I'm truly devastated.
The universe seems incomplete.
Mr. Toussaint, your music has been my companion through the sweetest and saddest of times. Your beauty the wind that has kept me afloat. Deep within me, in my purest places born of your harmony, I can still hear your smile. That will never leave.
I simply don't have the words...other than eternal thanks.
You'll be reborn in my heart every day awake.
You were the best of us.
With Love...

Allen was a dear soul that touched the lives of many. My daughter and I especially. Today, we miss you as a family. May the four winds blow you safely home.

Dear Allen,

You made us dance, you made us smile with your mojo always flying high. I wore out hundreds of LP’s listening to your creations. You left a huge hole in my heart today on the news of your passing. What a ride we had. What a thrill to have me along for the ride. You filled the world with songs that we loved so much. You became the best at what you do. The music world celebrates your life and times today with joy and love for all the moments given us. It was great hanging out with you this year. And don’t fret, I will pass that song that you wrote for us on to Bob, Bill, and John.

Desitively Bonnaroo,
~Mickey Hart

From My Daughter Reya

I was 13 years old when I got my first Allen Toussaint record. I remember it was raining. It was December in San Francisco. I remember holding the black and white record sleeve under my jacket so it wouldn’t get wet and sitting anxiously in the backseat of my mothers car with it on my lap, staring at it for an hour before we got home.

When I finally put the needle on the record it was like everything just kind of fell into place. I was suddenly aware of a world I had never known existed before and it made me desperate to go to New Orleans. When I finally got there, it was like that record came to life and there was no going back.

When I met Allen Toussaint, I was shaking so badly I could barely get words to come out, but he was incredibly gentle and kind and we eventually got to talking about WWOZ and New Orleans in general. He told me he was glad I’d found New Orleans. He said I was doing good things. I can’t imagine what New Orleans feels like today, but I know whatever hurt I’m feeling must be felt 10-fold on the streets. I wish I could be there to see that second line. I wish I could be there to hear his music flooding the streets, the way I know that it will.
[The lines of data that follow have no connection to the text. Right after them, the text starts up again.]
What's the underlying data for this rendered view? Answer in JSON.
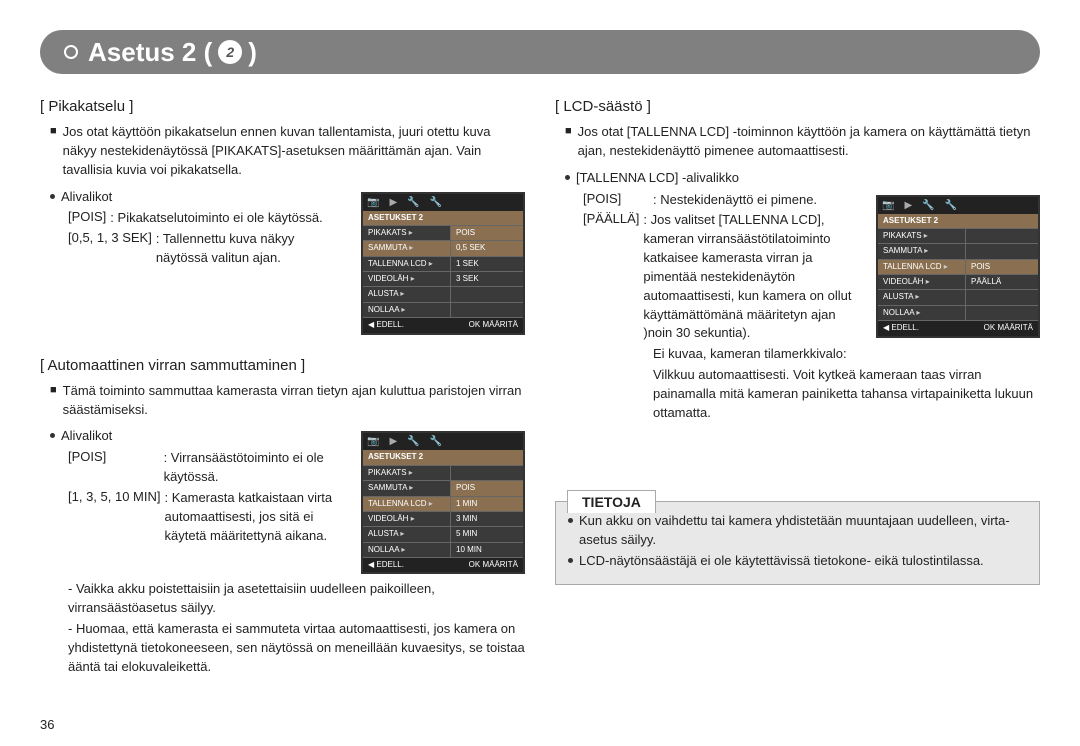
{
  "header": {
    "title_prefix": "Asetus 2 (",
    "title_suffix": ")",
    "icon_text": "2"
  },
  "page_number": "36",
  "left": {
    "sec1": {
      "title": "[ Pikakatselu ]",
      "intro": "Jos otat käyttöön pikakatselun ennen kuvan tallentamista, juuri otettu kuva näkyy nestekidenäytössä [PIKAKATS]-asetuksen määrittämän ajan. Vain tavallisia kuvia voi pikakatsella.",
      "sub_label": "Alivalikot",
      "row1_l": "[POIS]",
      "row1_r": ": Pikakatselutoiminto ei ole käytössä.",
      "row2_l": "[0,5, 1, 3 SEK]",
      "row2_r": ": Tallennettu kuva näkyy näytössä valitun ajan.",
      "menu": {
        "title": "ASETUKSET 2",
        "rows": [
          {
            "l": "PIKAKATS",
            "r": "POIS",
            "hl_r": true
          },
          {
            "l": "SAMMUTA",
            "r": "0,5 SEK",
            "hl_l": true,
            "hl_r": true
          },
          {
            "l": "TALLENNA LCD",
            "r": "1 SEK"
          },
          {
            "l": "VIDEOLÄH",
            "r": "3 SEK"
          },
          {
            "l": "ALUSTA",
            "r": ""
          },
          {
            "l": "NOLLAA",
            "r": ""
          }
        ],
        "foot_l": "◀   EDELL.",
        "foot_r": "OK  MÄÄRITÄ"
      }
    },
    "sec2": {
      "title": "[ Automaattinen virran sammuttaminen ]",
      "intro": "Tämä toiminto sammuttaa kamerasta virran tietyn ajan kuluttua paristojen virran säästämiseksi.",
      "sub_label": "Alivalikot",
      "row1_l": "[POIS]",
      "row1_r": ": Virransäästötoiminto ei ole käytössä.",
      "row2_l": "[1, 3, 5, 10 MIN]",
      "row2_r": ": Kamerasta katkaistaan virta automaattisesti, jos sitä ei käytetä määritettynä aikana.",
      "note1": "- Vaikka akku poistettaisiin ja asetettaisiin uudelleen paikoilleen, virransäästöasetus säilyy.",
      "note2": "- Huomaa, että kamerasta ei sammuteta virtaa automaattisesti, jos kamera on yhdistettynä tietokoneeseen, sen näytössä on meneillään kuvaesitys, se toistaa ääntä tai elokuvaleikettä.",
      "menu": {
        "title": "ASETUKSET 2",
        "rows": [
          {
            "l": "PIKAKATS",
            "r": ""
          },
          {
            "l": "SAMMUTA",
            "r": "POIS",
            "hl_r": true
          },
          {
            "l": "TALLENNA LCD",
            "r": "1 MIN",
            "hl_l": true,
            "hl_r": true
          },
          {
            "l": "VIDEOLÄH",
            "r": "3 MIN"
          },
          {
            "l": "ALUSTA",
            "r": "5 MIN"
          },
          {
            "l": "NOLLAA",
            "r": "10 MIN"
          }
        ],
        "foot_l": "◀   EDELL.",
        "foot_r": "OK  MÄÄRITÄ"
      }
    }
  },
  "right": {
    "sec1": {
      "title": "[ LCD-säästö ]",
      "intro": "Jos otat [TALLENNA LCD] -toiminnon käyttöön ja kamera on käyttämättä tietyn ajan, nestekidenäyttö pimenee automaattisesti.",
      "sub_label": "[TALLENNA LCD] -alivalikko",
      "row1_l": "[POIS]",
      "row1_r": ": Nestekidenäyttö ei pimene.",
      "row2_l": "[PÄÄLLÄ]",
      "row2_r": ": Jos valitset [TALLENNA LCD], kameran virransäästötilatoiminto katkaisee kamerasta virran ja pimentää nestekidenäytön automaattisesti, kun kamera on ollut käyttämättömänä määritetyn ajan )noin 30 sekuntia).",
      "extra1": "Ei kuvaa, kameran tilamerkkivalo:",
      "extra2": "Vilkkuu automaattisesti. Voit kytkeä kameraan taas virran painamalla mitä kameran painiketta tahansa virtapainiketta lukuun ottamatta.",
      "menu": {
        "title": "ASETUKSET 2",
        "rows": [
          {
            "l": "PIKAKATS",
            "r": ""
          },
          {
            "l": "SAMMUTA",
            "r": ""
          },
          {
            "l": "TALLENNA LCD",
            "r": "POIS",
            "hl_l": true,
            "hl_r": true
          },
          {
            "l": "VIDEOLÄH",
            "r": "PÄÄLLÄ"
          },
          {
            "l": "ALUSTA",
            "r": ""
          },
          {
            "l": "NOLLAA",
            "r": ""
          }
        ],
        "foot_l": "◀   EDELL.",
        "foot_r": "OK  MÄÄRITÄ"
      }
    },
    "info": {
      "title": "TIETOJA",
      "b1": "Kun akku on vaihdettu tai kamera yhdistetään muuntajaan uudelleen, virta-asetus säilyy.",
      "b2": "LCD-näytönsäästäjä ei ole käytettävissä tietokone- eikä tulostintilassa."
    }
  }
}
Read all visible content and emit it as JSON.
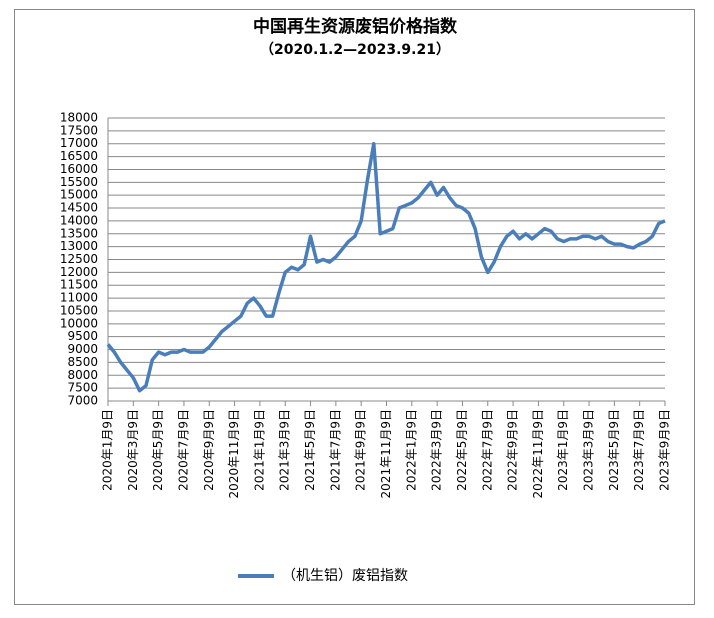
{
  "chart_data": {
    "type": "line",
    "title": "中国再生资源废铝价格指数",
    "subtitle": "（2020.1.2—2023.9.21）",
    "categories": [
      "2020年1月9日",
      null,
      null,
      null,
      "2020年3月9日",
      null,
      null,
      null,
      "2020年5月9日",
      null,
      null,
      null,
      "2020年7月9日",
      null,
      null,
      null,
      "2020年9月9日",
      null,
      null,
      null,
      "2020年11月9日",
      null,
      null,
      null,
      "2021年1月9日",
      null,
      null,
      null,
      "2021年3月9日",
      null,
      null,
      null,
      "2021年5月9日",
      null,
      null,
      null,
      "2021年7月9日",
      null,
      null,
      null,
      "2021年9月9日",
      null,
      null,
      null,
      "2021年11月9日",
      null,
      null,
      null,
      "2022年1月9日",
      null,
      null,
      null,
      "2022年3月9日",
      null,
      null,
      null,
      "2022年5月9日",
      null,
      null,
      null,
      "2022年7月9日",
      null,
      null,
      null,
      "2022年9月9日",
      null,
      null,
      null,
      "2022年11月9日",
      null,
      null,
      null,
      "2023年1月9日",
      null,
      null,
      null,
      "2023年3月9日",
      null,
      null,
      null,
      "2023年5月9日",
      null,
      null,
      null,
      "2023年7月9日",
      null,
      null,
      null,
      "2023年9月9日"
    ],
    "series": [
      {
        "name": "（机生铝）废铝指数",
        "color": "#4a7ebb",
        "values": [
          9200,
          8900,
          8500,
          8200,
          7900,
          7400,
          7600,
          8600,
          8900,
          8800,
          8900,
          8900,
          9000,
          8900,
          8900,
          8900,
          9100,
          9400,
          9700,
          9900,
          10100,
          10300,
          10800,
          11000,
          10700,
          10300,
          10300,
          11200,
          12000,
          12200,
          12100,
          12300,
          13400,
          12400,
          12500,
          12400,
          12600,
          12900,
          13200,
          13400,
          14000,
          15600,
          17000,
          13500,
          13600,
          13700,
          14500,
          14600,
          14700,
          14900,
          15200,
          15500,
          15000,
          15300,
          14900,
          14600,
          14500,
          14300,
          13700,
          12600,
          12000,
          12400,
          13000,
          13400,
          13600,
          13300,
          13500,
          13300,
          13500,
          13700,
          13600,
          13300,
          13200,
          13300,
          13300,
          13400,
          13400,
          13300,
          13400,
          13200,
          13100,
          13100,
          13000,
          12950,
          13100,
          13200,
          13400,
          13900,
          14000
        ]
      }
    ],
    "ylim": [
      7000,
      18000
    ],
    "yticks": [
      7000,
      7500,
      8000,
      8500,
      9000,
      9500,
      10000,
      10500,
      11000,
      11500,
      12000,
      12500,
      13000,
      13500,
      14000,
      14500,
      15000,
      15500,
      16000,
      16500,
      17000,
      17500,
      18000
    ],
    "grid": true
  }
}
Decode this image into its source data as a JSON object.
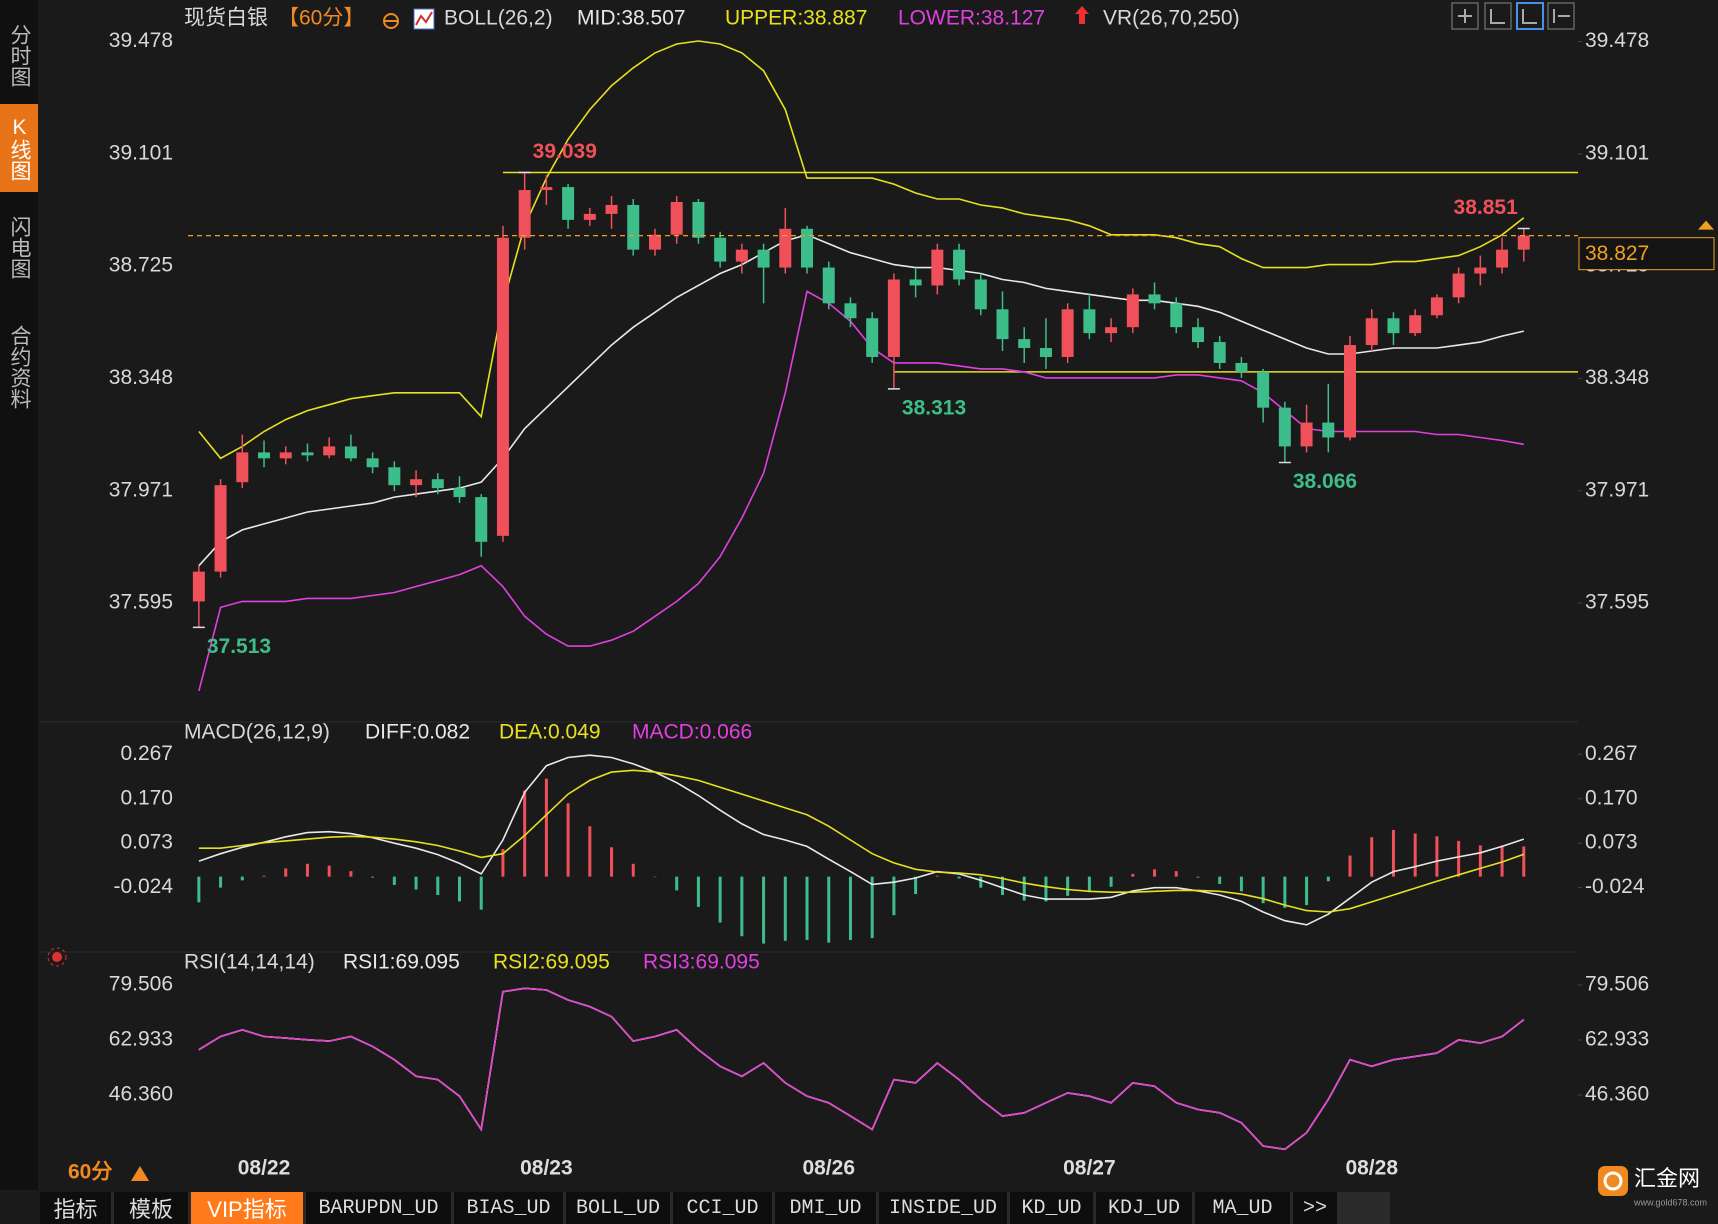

I guess all that’s left is to say thank you. Thank you, Mr. Toussaint, for changing the course of my life and so many others. Thank you for making music that inspires, for producing the funkiest records of all time, and for introducing me to my home.

~Reya Hart

I met Mr. Toussaint at the Fair Grounds, several years ago, where he was sponsoring an 'appreciation day' for the Children & Youth Services workers. I approached him with my hand outstretched saying, 'I've been a longtime fan and it's an honer and pleasure to meet you.' He clasped my hand with both of his, looked deeply into my eyes and with a gentle and sincere tone responded, 'Thank you so very much, that's so nice of you to say that.' I will always cherish that moment.